Sealed classes - would you want them in D?

H. S. Teoh hsteoh at quickfur.ath.cx
Fri May 11 20:22:52 UTC 2018


On Fri, May 11, 2018 at 02:04:34PM -0600, Jonathan M Davis via Digitalmars-d wrote:
> On Friday, May 11, 2018 19:45:10 rumbu via Digitalmars-d wrote:
[...]
> > The first example is unit testing. Having access to the private
> > members of a class inside the same module is a mistake because it
> > breaks the idea of encapsulation. Unit testing must be done
> > exclusively on public members of a class. If you are feeling the
> > urge to test a class private thing, there is something wrong with
> > your class design.
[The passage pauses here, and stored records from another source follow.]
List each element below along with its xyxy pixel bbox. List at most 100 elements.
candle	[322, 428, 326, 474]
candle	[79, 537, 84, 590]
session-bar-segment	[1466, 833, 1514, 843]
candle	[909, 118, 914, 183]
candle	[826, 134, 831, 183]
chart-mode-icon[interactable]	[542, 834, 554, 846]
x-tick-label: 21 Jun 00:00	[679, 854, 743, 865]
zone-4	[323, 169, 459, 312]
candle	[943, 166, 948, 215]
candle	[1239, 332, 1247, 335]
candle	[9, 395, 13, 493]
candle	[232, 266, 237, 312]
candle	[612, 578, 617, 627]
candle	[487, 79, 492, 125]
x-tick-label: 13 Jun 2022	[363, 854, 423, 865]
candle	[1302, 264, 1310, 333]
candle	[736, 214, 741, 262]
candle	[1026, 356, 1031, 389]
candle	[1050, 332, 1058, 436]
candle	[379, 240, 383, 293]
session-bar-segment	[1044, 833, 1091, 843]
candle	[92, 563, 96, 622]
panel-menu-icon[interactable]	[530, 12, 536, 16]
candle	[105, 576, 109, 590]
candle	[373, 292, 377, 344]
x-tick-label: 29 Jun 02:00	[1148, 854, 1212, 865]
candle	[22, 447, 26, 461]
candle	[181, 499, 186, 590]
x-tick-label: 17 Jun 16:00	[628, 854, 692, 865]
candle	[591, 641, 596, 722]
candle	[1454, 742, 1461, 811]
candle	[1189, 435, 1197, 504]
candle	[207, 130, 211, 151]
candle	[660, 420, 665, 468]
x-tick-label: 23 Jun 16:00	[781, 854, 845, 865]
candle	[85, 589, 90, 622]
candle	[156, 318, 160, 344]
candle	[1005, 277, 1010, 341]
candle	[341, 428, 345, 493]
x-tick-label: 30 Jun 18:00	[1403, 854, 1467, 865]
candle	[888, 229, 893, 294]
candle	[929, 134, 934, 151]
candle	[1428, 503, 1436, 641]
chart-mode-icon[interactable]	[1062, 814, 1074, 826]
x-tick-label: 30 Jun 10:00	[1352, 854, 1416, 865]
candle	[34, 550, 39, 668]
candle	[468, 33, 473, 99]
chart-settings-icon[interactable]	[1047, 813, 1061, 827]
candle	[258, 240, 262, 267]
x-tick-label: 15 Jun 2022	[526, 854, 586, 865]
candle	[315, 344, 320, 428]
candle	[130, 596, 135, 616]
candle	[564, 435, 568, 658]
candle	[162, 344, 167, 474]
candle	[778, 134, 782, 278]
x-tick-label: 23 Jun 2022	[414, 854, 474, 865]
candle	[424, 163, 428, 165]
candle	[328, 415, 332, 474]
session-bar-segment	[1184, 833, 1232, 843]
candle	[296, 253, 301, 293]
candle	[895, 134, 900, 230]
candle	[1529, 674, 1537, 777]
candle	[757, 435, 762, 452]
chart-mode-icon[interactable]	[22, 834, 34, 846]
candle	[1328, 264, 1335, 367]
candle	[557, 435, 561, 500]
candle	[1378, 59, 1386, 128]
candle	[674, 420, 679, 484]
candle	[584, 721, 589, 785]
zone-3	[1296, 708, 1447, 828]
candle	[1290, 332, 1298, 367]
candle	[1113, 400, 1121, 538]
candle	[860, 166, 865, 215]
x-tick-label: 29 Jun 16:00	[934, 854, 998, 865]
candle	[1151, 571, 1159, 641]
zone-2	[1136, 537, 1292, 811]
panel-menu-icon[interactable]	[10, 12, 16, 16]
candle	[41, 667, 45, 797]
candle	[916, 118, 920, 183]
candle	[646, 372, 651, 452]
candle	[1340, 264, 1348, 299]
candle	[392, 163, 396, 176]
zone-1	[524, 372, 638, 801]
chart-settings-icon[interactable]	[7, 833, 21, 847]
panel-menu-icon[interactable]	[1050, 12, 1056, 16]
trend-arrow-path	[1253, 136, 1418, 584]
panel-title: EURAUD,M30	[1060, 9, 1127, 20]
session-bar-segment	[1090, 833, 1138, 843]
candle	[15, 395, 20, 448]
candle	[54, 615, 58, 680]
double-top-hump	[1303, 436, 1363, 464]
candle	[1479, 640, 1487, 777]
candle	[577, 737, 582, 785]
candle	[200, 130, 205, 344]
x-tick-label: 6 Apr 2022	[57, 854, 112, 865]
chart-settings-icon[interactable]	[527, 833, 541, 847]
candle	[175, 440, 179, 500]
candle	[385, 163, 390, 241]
In the parallel world of true OOP which D tries
> > to avoid as much as possible there is a saying for that: "Everytime
> > you test a private method, a unicorn dies".
> 
> I completely disagree with this. Testing private functions can be
> extremely valuable for ensuring that everything within the type
> functions the way that it should and can often lead to much better
> testing of how pieces of a type work, because you have better control
> over what's going on at that exact point in the call chain when you're
> testing it directly.

Yeah, in my own projects I have found that unittesting private functions
has been a life-saver in catching bugs early (especially if you're
writing a complex class / struct / type / module with many moving
parts), ensuring helper functions actually work, and also building
confidence that the code is actually doing what you think it's doing.
Testing only the external API means I have to write a ton of code before
a single test can be run, which means a lot more places for bugs to hide
and a lot more time wasted trying to locate a bug buried deep within
several levels of function calls under the public API.

If it's true that a unicorn dies everytime I test a private method, then
I say, kill 'em all off, they deserve to go extinct!

(None of this negates the fact that public APIs need to be thoroughly
tested, of course.  Like Jonathan, I just don't see how one could argue
that private methods should *not* be tested.)


T

-- 
Study gravitation, it's a field with a lot of potential.